Cette rhétorique iranienne s'intègre dans la continuité d'une stratégie militaire adoptée dès le début de la révolution syrienne. Depuis 2011, l’émergence du triangle militaire Hezbollah-Iran-Russie a maintenu le régime de Bachar en vie, alors que dans le même temps, l’Armée syrienne libre se désagrégeait peu à peu. Ce processus de rapprochement entre les trois parties a été renforcé par ce que le chercheur Clément Therme appelle la « chiitisation subie » de la politique étrangère iranienne : en excluant l’Iran du champ religieux musulman, l’Arabie saoudite a poussé Téhéran à se rapprocher de ses clients chiites dans la région, le Hezbollah en premier lieu (lire notre article sur l'engagement chiite au Moyen-Orient).

Russes et Iraniens utilisent donc une rhétorique fondée sur le rapport de force militaire et les institutions syriennes existantes, vues par Moscou et Téhéran comme un rempart face au chaos et aux djihadistes. Les Russes comme les Iraniens ont désormais le sentiment que leur point de vue et leurs objectifs ont pris le pas sur ceux des Occidentaux, qui se sont alignés sur leurs positions. Et s’ils ne frappent que peu Daech, ils mettent en avant leurs attaques contres les djihadistes du groupe Al-Nosra, qui combat du côté des rebelles syriens. « La Russie est un acteur cynique, réaliste, glisse Clément Therme. Ce qui est intéressant aujourd’hui, c’est le fait que son récit a fini par totalement dominer l’agenda de la crise syrienne. C’est une victoire de la realpolitik russe. »
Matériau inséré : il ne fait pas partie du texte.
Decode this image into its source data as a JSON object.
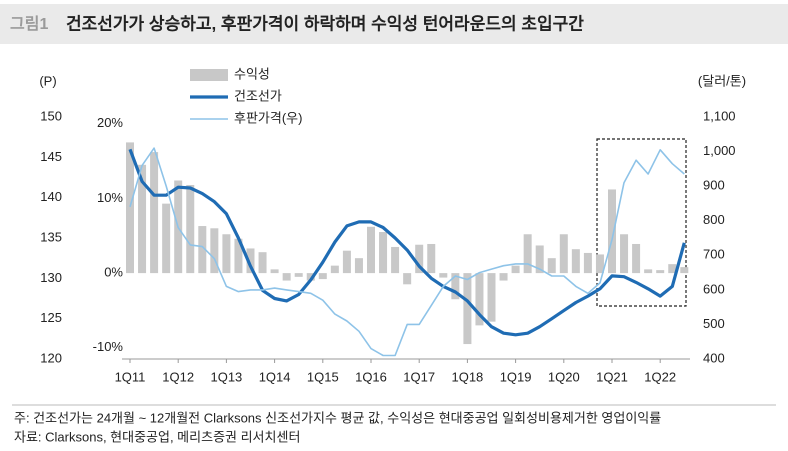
{
  "figure_label": "그림1",
  "chart_data": {
    "type": "combo",
    "title": "건조선가가 상승하고, 후판가격이 하락하며 수익성 턴어라운드의 초입구간",
    "ylabel": "(P)",
    "y2label": "(달러/톤)",
    "categories": [
      "1Q11",
      null,
      null,
      null,
      "1Q12",
      null,
      null,
      null,
      "1Q13",
      null,
      null,
      null,
      "1Q14",
      null,
      null,
      null,
      "1Q15",
      null,
      null,
      null,
      "1Q16",
      null,
      null,
      null,
      "1Q17",
      null,
      null,
      null,
      "1Q18",
      null,
      null,
      null,
      "1Q19",
      null,
      null,
      null,
      "1Q20",
      null,
      null,
      null,
      "1Q21",
      null,
      null,
      null,
      "1Q22",
      null,
      null
    ],
    "ylim": [
      120,
      150
    ],
    "yticks": [
      120,
      125,
      130,
      135,
      140,
      145,
      150
    ],
    "y2lim": [
      400,
      1100
    ],
    "y2ticks": [
      400,
      500,
      600,
      700,
      800,
      900,
      {
        "value": 1000,
        "label": "1,000"
      },
      {
        "value": 1100,
        "label": "1,100"
      }
    ],
    "y3lim": [
      -11.5,
      20.9
    ],
    "y3ticks": [
      {
        "value": -10,
        "label": "-10%"
      },
      {
        "value": 0,
        "label": "0%"
      },
      {
        "value": 10,
        "label": "10%"
      },
      {
        "value": 20,
        "label": "20%"
      }
    ],
    "series": [
      {
        "name": "수익성",
        "type": "bar",
        "axis": "y3",
        "color": "#c8c8c8",
        "values": [
          17.5,
          14.5,
          16.2,
          9.3,
          12.4,
          11.8,
          6.3,
          6.0,
          5.2,
          4.6,
          3.3,
          2.8,
          0.5,
          -1,
          -0.5,
          -1,
          -0.8,
          1,
          3,
          2,
          6.2,
          5.5,
          3.5,
          -1.5,
          3.8,
          3.9,
          -0.6,
          -3.5,
          -9.5,
          -7,
          -6.5,
          -1,
          1,
          5.2,
          3.7,
          2,
          5.2,
          3.2,
          2.7,
          2.5,
          11.2,
          5.2,
          3.9,
          0.5,
          0.4,
          1.2,
          0.8
        ]
      },
      {
        "name": "건조선가",
        "type": "line",
        "axis": "y",
        "color": "#1f6cb4",
        "values": [
          146,
          142,
          140.3,
          140.3,
          141.3,
          141.2,
          140.5,
          139.5,
          138,
          135,
          131.5,
          128.5,
          127.5,
          127.2,
          128,
          129.8,
          132,
          134.5,
          136.5,
          137,
          137,
          136.3,
          135,
          133.5,
          131.5,
          130,
          129,
          128.3,
          127.2,
          125.5,
          124,
          123.2,
          123,
          123.2,
          124,
          125,
          126,
          127,
          127.8,
          128.7,
          130.3,
          130.2,
          129.5,
          128.7,
          127.8,
          129,
          134.4
        ]
      },
      {
        "name": "후판가격(우)",
        "type": "line",
        "axis": "y2",
        "color": "#8ec3e8",
        "values": [
          840,
          960,
          1010,
          900,
          780,
          730,
          725,
          690,
          610,
          595,
          600,
          600,
          605,
          600,
          595,
          590,
          570,
          530,
          510,
          480,
          430,
          410,
          410,
          500,
          500,
          555,
          610,
          640,
          630,
          650,
          660,
          670,
          675,
          675,
          660,
          640,
          640,
          610,
          590,
          620,
          745,
          910,
          975,
          935,
          1005,
          965,
          935
        ]
      }
    ]
  },
  "notes": [
    "주: 건조선가는 24개월 ~ 12개월전 Clarksons 신조선가지수 평균 값, 수익성은 현대중공업 일회성비용제거한 영업이익률",
    "자료: Clarksons, 현대중공업, 메리츠증권 리서치센터"
  ]
}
Ce réalignement politique permettra-t-il un règlement de la crise syrienne, et contraindra-t-il les pays occidentaux à accepter la permanence du régime syrien honni par une large partie de sa population ? Aucune solution politique n’a encore émergé, mais tous les acteurs impliqués dans les négociations reconnaissent cependant qu’il n’y a pas de solution militaire à la crise syrienne. La question clé est désormais celle du rapport aux institutions syriennes, et leur préservation éventuelle, après le désastre engendré par la destruction de l'État irakien. « En soutenant l’État syrien, la Russie et l’Iran soutiennent le régime, explique Clément Therme. Pour autant, ni Téhéran ni les Russes ne sont attachés à la figure de Bachar al-Assad. Le régime syrien sera-t-il capable de proposer une alternative ? Pour l’instant, personne n’en sait rien. Mais l’Occident et la Russie sont d’accord désormais sur la nécessité d’une transition politique dans le cadre d’une continuité des institutions de l’État. Le problème, c’est de mettre d’accord les Syriens entre eux. Car les problèmes sont avant tout locaux, on a trop tendance à l’oublier. »
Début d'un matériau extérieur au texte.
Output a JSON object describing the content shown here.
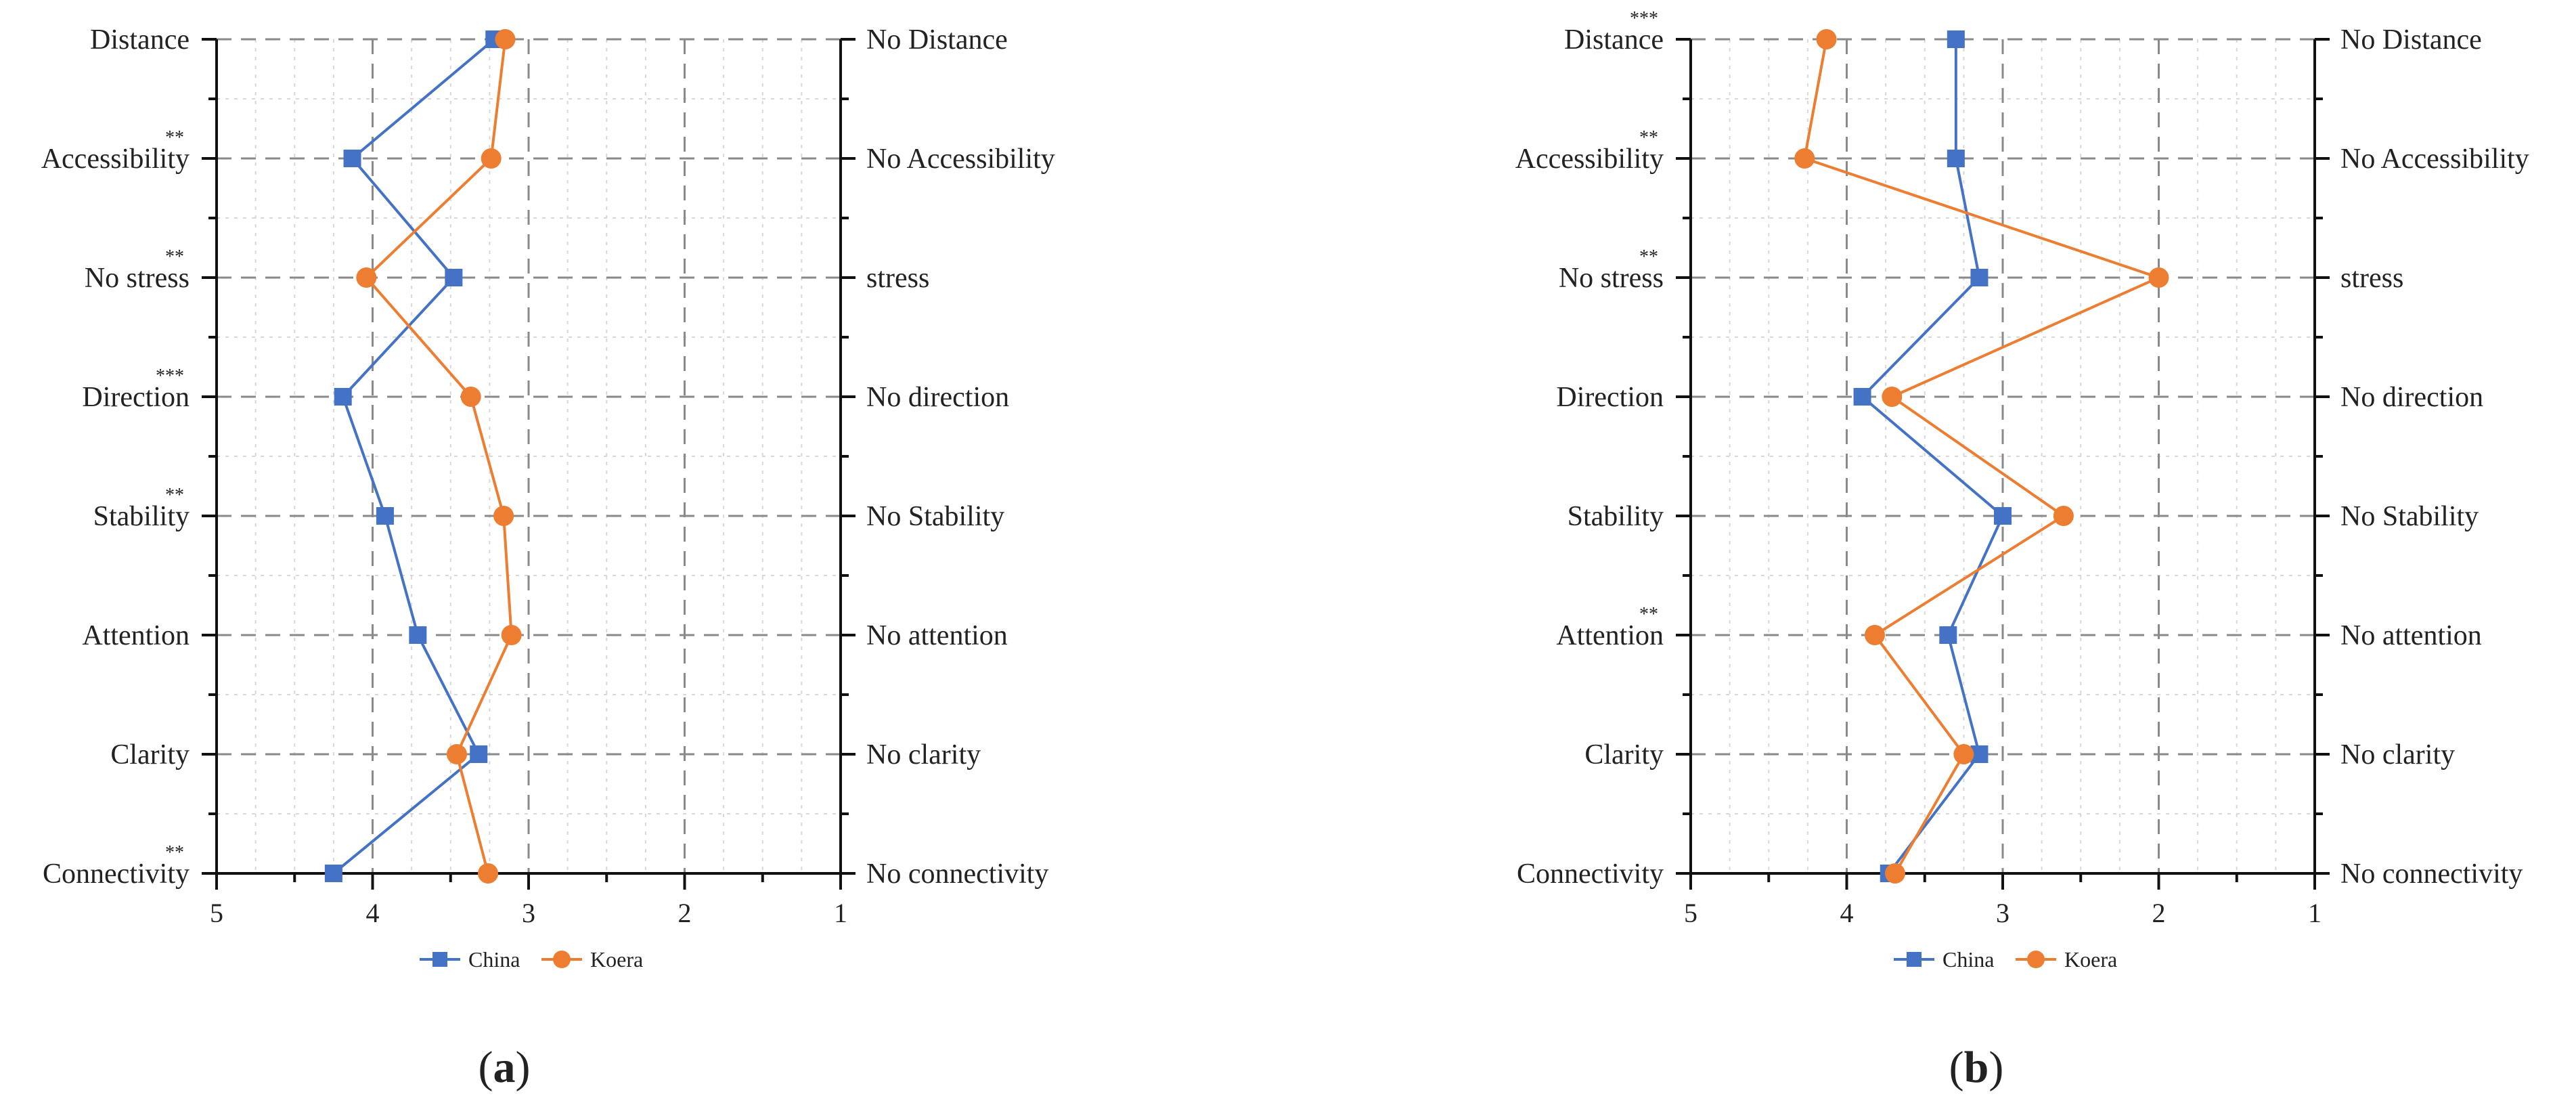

« Qu’attendre des pourparlers ? Rien ! juge de son côté Thomas Pierret, chercheur à l’université d’Édimbourg. Le régime est en position de force, et n'a aucune raison de négocier, pas plus que ses parrains russe et iranien. » En renforçant le régime de Bachar al-Assad, Moscou et Téhéran ont-ils rapproché les acteurs d’une paix dans le cadre des institutions actuelles, ce que l’opposition syrienne a toujours exclu ? Ou plus probablement, ont-ils anéanti toute chance de conclure un accord de paix durable incluant un départ de Bachar al-Assad, dans la lignée du début de la transition yéménite ? L'ouverture ou le nouveau report des négociations, la semaine prochaine, apporteront les premiers éléments de réponse à ces questions.